Les maux réels ont sur moi peu de prise ; je prends aisément
mon parti sur ceux que j'éprouve, mais non pas sur ceux que je
crains. Mon imagination effarouchée les combine, les retourne, les
étend et les augmente. Leur attente me tourmente cent fois plus que
leur présence, et la menace m'est plus terrible que le coup. Sitôt
qu'ils arrivent, l'événement, leur ôtant tout ce qu'ils avaient
d'imaginaire, les réduit à leur juste valeur. Je les trouve alors
beaucoup moindres que je ne me les étais figurés, et même au milieu
de ma souffrance je ne laisse pas de me sentir soulagé. Dans cet
état, affranchi de toute nouvelle crainte et délivré de
l'inquiétude de l'espérance, la seule habitude suffira pour me
rendre de jour en jour plus supportable une situation que rien ne
peut empirer, et à mesure que le sentiment s'en émousse par la
durée ils n'ont plus de moyens pour le ranimer. Voilà le bien que
m'ont fait mes persécuteurs en épuisant sans mesure tous les traits
de leur animosité.

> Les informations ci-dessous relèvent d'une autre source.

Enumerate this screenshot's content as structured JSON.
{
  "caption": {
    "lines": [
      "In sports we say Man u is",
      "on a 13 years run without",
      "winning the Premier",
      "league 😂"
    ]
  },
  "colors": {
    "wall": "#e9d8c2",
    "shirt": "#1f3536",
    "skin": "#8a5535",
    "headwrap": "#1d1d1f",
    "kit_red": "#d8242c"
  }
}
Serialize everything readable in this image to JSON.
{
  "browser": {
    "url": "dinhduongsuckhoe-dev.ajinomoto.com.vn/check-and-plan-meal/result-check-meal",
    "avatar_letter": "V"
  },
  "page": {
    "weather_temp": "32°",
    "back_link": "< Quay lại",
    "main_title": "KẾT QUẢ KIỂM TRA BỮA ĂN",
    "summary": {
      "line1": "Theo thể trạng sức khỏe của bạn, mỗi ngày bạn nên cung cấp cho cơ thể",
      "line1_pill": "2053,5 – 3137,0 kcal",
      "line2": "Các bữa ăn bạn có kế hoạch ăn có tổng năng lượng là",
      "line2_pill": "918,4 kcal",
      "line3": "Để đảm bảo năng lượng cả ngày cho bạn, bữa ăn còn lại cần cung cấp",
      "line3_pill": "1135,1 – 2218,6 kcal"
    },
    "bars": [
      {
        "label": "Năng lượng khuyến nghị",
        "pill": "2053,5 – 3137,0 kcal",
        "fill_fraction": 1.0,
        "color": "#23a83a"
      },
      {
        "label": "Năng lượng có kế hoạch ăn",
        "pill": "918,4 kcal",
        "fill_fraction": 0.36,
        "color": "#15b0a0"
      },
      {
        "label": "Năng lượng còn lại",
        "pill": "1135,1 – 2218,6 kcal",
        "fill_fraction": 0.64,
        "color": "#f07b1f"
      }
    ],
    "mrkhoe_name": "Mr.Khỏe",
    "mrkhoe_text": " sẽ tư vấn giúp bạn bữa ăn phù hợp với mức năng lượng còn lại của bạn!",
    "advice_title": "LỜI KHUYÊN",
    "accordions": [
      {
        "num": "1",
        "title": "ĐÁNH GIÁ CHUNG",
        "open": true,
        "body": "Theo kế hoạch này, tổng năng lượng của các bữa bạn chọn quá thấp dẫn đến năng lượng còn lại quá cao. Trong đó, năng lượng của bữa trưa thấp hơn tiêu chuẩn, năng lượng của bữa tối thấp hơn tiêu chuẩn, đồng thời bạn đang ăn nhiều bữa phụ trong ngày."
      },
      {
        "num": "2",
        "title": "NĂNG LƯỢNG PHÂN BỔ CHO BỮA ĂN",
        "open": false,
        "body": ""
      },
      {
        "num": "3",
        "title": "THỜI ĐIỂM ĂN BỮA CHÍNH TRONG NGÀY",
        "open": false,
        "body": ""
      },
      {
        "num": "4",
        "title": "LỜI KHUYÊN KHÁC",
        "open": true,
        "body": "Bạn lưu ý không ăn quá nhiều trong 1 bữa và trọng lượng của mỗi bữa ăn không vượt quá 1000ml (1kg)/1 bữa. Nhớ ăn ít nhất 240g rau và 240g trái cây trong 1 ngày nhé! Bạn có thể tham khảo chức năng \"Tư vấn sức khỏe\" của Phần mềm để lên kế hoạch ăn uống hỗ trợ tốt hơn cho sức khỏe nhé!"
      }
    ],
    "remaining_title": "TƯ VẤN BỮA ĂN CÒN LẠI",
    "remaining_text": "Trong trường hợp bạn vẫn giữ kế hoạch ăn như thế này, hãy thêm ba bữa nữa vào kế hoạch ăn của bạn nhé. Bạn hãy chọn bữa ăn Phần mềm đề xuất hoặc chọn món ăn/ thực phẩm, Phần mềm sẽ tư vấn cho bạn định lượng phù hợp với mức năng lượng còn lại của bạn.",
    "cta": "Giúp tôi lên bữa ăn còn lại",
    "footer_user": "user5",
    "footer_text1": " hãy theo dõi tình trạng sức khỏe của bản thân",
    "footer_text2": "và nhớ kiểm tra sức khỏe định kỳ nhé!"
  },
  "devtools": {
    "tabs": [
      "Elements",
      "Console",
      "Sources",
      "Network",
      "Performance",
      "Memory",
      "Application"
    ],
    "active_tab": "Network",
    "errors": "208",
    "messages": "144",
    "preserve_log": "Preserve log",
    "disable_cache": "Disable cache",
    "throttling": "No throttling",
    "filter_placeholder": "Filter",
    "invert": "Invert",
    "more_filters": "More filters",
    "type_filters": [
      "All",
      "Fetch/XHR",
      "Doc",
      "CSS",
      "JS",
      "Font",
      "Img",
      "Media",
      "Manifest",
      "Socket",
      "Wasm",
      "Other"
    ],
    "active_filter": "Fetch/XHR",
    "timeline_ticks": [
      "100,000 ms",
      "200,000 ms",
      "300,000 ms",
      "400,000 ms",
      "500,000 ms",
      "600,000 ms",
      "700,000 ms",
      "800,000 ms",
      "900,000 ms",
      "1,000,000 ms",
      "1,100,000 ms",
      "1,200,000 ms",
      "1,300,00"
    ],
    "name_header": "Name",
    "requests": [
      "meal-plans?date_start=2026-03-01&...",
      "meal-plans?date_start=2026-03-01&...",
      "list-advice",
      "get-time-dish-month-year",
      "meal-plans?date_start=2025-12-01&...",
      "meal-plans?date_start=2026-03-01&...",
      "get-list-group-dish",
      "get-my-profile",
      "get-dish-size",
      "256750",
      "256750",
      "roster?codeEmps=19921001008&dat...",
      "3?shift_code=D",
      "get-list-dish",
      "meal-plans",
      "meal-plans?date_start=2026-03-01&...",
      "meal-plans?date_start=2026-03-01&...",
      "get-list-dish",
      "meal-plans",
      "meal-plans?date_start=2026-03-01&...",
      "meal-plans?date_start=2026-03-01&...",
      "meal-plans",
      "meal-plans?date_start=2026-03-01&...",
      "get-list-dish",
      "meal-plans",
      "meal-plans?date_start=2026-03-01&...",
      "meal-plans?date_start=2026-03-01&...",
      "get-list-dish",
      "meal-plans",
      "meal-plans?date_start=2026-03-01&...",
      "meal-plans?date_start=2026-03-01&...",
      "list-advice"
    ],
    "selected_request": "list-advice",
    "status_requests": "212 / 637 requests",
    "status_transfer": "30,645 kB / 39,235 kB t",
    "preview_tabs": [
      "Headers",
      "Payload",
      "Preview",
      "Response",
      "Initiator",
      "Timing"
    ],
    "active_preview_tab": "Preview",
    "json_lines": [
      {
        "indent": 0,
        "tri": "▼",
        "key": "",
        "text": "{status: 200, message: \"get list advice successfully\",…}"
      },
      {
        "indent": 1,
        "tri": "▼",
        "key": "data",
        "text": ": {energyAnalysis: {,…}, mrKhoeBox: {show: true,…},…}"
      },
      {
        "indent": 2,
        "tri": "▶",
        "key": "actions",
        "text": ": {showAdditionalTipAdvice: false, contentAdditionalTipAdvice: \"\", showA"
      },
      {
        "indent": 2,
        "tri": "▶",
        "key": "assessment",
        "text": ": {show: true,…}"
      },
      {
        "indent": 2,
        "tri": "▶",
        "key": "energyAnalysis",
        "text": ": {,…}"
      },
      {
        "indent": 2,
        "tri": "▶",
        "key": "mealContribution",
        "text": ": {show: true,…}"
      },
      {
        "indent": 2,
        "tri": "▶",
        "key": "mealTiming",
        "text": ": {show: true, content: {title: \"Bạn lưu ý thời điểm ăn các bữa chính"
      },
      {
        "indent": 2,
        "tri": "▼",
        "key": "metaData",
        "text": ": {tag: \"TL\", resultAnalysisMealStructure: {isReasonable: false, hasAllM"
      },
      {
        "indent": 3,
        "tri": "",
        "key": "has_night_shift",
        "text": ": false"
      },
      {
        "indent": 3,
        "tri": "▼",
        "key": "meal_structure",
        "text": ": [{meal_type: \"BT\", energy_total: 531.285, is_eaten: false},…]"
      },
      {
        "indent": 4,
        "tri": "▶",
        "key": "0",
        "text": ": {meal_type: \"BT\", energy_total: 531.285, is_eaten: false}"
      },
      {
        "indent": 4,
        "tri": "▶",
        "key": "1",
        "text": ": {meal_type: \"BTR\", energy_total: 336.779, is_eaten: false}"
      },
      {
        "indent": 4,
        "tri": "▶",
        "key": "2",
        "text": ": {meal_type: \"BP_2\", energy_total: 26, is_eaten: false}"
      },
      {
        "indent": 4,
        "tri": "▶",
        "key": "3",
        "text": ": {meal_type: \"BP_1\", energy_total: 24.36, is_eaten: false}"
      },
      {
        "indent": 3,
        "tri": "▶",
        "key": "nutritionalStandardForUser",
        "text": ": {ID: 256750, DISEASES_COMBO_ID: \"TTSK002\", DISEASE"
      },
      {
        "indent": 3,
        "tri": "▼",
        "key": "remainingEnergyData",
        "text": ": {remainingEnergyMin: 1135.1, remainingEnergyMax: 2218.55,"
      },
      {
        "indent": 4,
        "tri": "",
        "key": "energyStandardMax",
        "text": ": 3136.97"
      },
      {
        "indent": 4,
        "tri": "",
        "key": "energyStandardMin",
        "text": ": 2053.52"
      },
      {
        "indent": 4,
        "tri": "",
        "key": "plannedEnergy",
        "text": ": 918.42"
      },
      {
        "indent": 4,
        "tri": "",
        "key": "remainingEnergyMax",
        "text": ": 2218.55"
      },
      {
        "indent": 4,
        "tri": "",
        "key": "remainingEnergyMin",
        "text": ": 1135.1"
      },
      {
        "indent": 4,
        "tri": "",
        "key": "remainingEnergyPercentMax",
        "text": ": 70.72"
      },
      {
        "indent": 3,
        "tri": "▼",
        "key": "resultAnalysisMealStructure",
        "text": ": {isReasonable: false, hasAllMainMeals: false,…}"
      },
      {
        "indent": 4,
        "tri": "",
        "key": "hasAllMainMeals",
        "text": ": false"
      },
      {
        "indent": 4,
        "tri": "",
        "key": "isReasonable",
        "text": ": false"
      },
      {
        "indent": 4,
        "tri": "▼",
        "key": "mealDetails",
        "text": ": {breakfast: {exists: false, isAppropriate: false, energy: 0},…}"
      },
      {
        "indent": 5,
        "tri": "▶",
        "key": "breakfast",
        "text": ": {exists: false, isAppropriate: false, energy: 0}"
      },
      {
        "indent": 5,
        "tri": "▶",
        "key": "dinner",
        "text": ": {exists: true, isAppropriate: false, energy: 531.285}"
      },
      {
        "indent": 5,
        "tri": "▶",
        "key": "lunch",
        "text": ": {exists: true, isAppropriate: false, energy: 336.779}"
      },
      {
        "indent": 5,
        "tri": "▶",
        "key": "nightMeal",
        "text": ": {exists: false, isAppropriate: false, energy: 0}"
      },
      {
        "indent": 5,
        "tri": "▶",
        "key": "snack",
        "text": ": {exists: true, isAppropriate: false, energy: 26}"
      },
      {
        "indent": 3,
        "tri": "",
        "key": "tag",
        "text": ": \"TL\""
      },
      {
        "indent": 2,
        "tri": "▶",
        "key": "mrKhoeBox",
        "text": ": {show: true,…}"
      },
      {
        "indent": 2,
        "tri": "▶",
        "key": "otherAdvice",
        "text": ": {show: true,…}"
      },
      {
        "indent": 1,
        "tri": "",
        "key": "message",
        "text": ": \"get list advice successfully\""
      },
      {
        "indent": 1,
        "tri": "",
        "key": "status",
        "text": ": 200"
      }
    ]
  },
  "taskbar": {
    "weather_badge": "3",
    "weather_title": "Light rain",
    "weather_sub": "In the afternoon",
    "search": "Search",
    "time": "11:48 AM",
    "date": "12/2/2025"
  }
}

Ils se sont ôté sur moi tout empire, et je puis
désormais me moquer d'eux.
    Il n'y a pas deux mois encore qu'un plein calme est rétabli dans
mon cœur. Depuis longtemps je ne.craignais plus rien, mais
j'espérais encore, et cet espoir tantôt bercé tantôt frustré était
une prise par laquelle mille passions diverses ne cessaient de
m'agiter. Un événement aussi triste qu'imprévu vient enfin
d'effacer de mon cœur ce faible rayon d'espérance et. m'a fait voir
ma destinée fixée à jamais sans retour ici-bas. Dès lors je me suis
résigné sans réserve et j'ai retrouvé la paix. Sitôt que j'ai
commencé d'entrevoir la trame dans toute son étendue, j'ai perdu
Pour jamais l'idée de ramener de mon vivant le public sur mon
compte ; et même ce retour, ne pouvant plus être réciproque,
me serait désormais bien inutile. Les hommes auraient beau revenir
à moi, ils ne me retrouveraient plus. Avec le dédain qu'ils m'ont
inspiré leur commerce me serait insipide et même à charge, et je
suis cent fois plus heureux dans ma solitude que je ne pourrais
l'être en vivant avec eux. Ils ont arraché de mon cœur toutes les
douceurs de la société. Elles n'y pourraient plus germer derechef à
mon âge ; il est trop tard. Qu'ils me fassent désormais du
bien ou du mal, tout m'est indifférent de leur part, et quoi qu'ils
fassent, mes contemporains ne seront jamais rien pour moi. Mais je
comptais encore sur l'avenir, et j'espérais qu'une génération
meilleure, examinant mieux et les jugements portés par celle- ci
sur mon compte et sa conduite avec moi démêlerait aisément
l'artifice de ceux qui la dirigent et me verrait encore tel que je
suis. C'est cet espoir qui m'a fait écrire mes Dialogues, et qui
m'a suggéré mille folles tentatives pour les faire passer à la
postérité. Cet espoir quoique éloigné, tenait mon âme dans la même
agitation que quand je cherchais encore dans le siècle un cœur
juste, et mes espérances que j'avais beau jeter au loin me
rendaient également le jouet des hommes d'aujourd'hui. J'ai dit
dans mes Dialogues sur quoi je fondais cette attente. Je me
trompais. Je l'ai senti par bonheur assez à temps pour trouver
encore avant ma dernière heure un intervalle de pleine quiétude et
de repos absolu. Cet intervalle a commencé à l'époque dont je
parle, et j'ai lieu de croire qu'il ne sera plus interrompu.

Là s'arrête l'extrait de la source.